The never type has a size of 0 bytes. However, it is fundamentally different from the unit type ().
  • The unit type () has exactly one inhabitant (the value ()). It takes up 0 bytes, but it successfully returns and exists at runtime.
  • The never type ! has zero inhabitants. It takes up 0 bytes because it cannot exist in memory under any circumstances.
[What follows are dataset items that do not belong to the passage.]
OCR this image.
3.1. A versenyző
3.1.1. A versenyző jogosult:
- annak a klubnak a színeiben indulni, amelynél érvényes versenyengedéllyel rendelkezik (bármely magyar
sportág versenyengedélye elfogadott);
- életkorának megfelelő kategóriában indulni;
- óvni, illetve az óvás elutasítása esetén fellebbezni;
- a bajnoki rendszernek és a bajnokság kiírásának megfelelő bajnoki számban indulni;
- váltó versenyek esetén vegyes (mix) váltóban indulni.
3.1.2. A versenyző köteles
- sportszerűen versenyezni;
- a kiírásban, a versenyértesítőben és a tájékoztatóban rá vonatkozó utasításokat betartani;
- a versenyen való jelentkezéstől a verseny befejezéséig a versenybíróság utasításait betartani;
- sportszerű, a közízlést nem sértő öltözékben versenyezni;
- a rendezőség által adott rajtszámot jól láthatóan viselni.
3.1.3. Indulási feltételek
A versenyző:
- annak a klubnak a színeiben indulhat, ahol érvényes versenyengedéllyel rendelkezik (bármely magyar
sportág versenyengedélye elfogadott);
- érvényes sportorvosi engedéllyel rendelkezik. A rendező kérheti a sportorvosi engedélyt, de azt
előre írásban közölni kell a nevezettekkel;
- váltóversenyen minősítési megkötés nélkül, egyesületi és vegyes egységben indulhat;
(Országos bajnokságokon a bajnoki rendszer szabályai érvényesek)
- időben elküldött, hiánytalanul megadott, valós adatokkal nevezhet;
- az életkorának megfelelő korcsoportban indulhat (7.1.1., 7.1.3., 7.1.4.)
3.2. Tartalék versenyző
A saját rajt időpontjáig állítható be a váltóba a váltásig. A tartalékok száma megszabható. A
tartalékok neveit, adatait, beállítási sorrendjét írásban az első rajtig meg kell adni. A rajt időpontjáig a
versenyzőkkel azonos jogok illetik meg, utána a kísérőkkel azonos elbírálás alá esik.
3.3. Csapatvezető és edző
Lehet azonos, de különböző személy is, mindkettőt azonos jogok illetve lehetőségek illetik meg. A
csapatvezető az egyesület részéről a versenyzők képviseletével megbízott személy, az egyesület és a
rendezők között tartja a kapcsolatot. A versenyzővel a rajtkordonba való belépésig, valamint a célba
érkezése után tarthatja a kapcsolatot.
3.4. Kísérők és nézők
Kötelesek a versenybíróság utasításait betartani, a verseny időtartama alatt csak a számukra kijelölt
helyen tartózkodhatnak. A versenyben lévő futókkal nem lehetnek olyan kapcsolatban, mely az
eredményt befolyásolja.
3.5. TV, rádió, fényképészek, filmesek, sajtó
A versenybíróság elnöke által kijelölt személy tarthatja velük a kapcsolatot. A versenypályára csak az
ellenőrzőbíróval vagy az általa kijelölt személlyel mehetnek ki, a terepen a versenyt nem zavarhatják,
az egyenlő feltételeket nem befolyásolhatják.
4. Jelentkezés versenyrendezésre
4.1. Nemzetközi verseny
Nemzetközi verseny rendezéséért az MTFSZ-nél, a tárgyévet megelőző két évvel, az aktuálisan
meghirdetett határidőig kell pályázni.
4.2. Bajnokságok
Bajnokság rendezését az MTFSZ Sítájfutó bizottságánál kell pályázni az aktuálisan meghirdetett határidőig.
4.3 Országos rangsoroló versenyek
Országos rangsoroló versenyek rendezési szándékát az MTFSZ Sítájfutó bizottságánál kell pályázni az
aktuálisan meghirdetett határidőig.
Interaction with Generics and Infallible

When a bottom type is substituted into generic types, it restricts the possible states of that type. This is particularly relevant for enums like Result<T, E>. Using the never type ! directly as a generic type parameter (e.g., Result<u32, !>) is currently experimental and requires the nightly #![feature(never_type)] attribute. For stable Rust, the standard library provides std::convert::Infallible, an empty enum that serves as the idiomatic, stable substitute for representing an impossible variant.
use std::convert::Infallible;

// A Result where the Error variant is Infallible.
// This type can only ever exist as Ok(u32).
let safe_computation: Result<u32, Infallible> = Ok(42);
Because Infallible cannot be instantiated, the compiler knows that Result<T, Infallible> can never be Err. However, because the exhaustive_patterns feature is not fully stabilized in Rust, pattern matching on such types historically still requires explicitly handling the impossible variant to satisfy the compiler. This is done using an empty match block:
use std::convert::Infallible;

let result: Result<u32, Infallible> = Ok(42);

let unwrapped: u32 = match result {
    Ok(val) => val,
    Err(e) => match e {}, // Explicitly matching the impossible empty enum
};

Trait Implementations

From a theoretical standpoint, any proposition about the elements of an empty set is vacuously true. Reflecting this, the Rust compiler automatically implements many standard library traits for !. For example, ! implements Send, Sync, Copy, Clone, Eq, PartialEq, Ord, and PartialOrd. Because there is no value of type ! to pass to the methods defined by these traits, the methods can never be called, making the implementations trivially safe.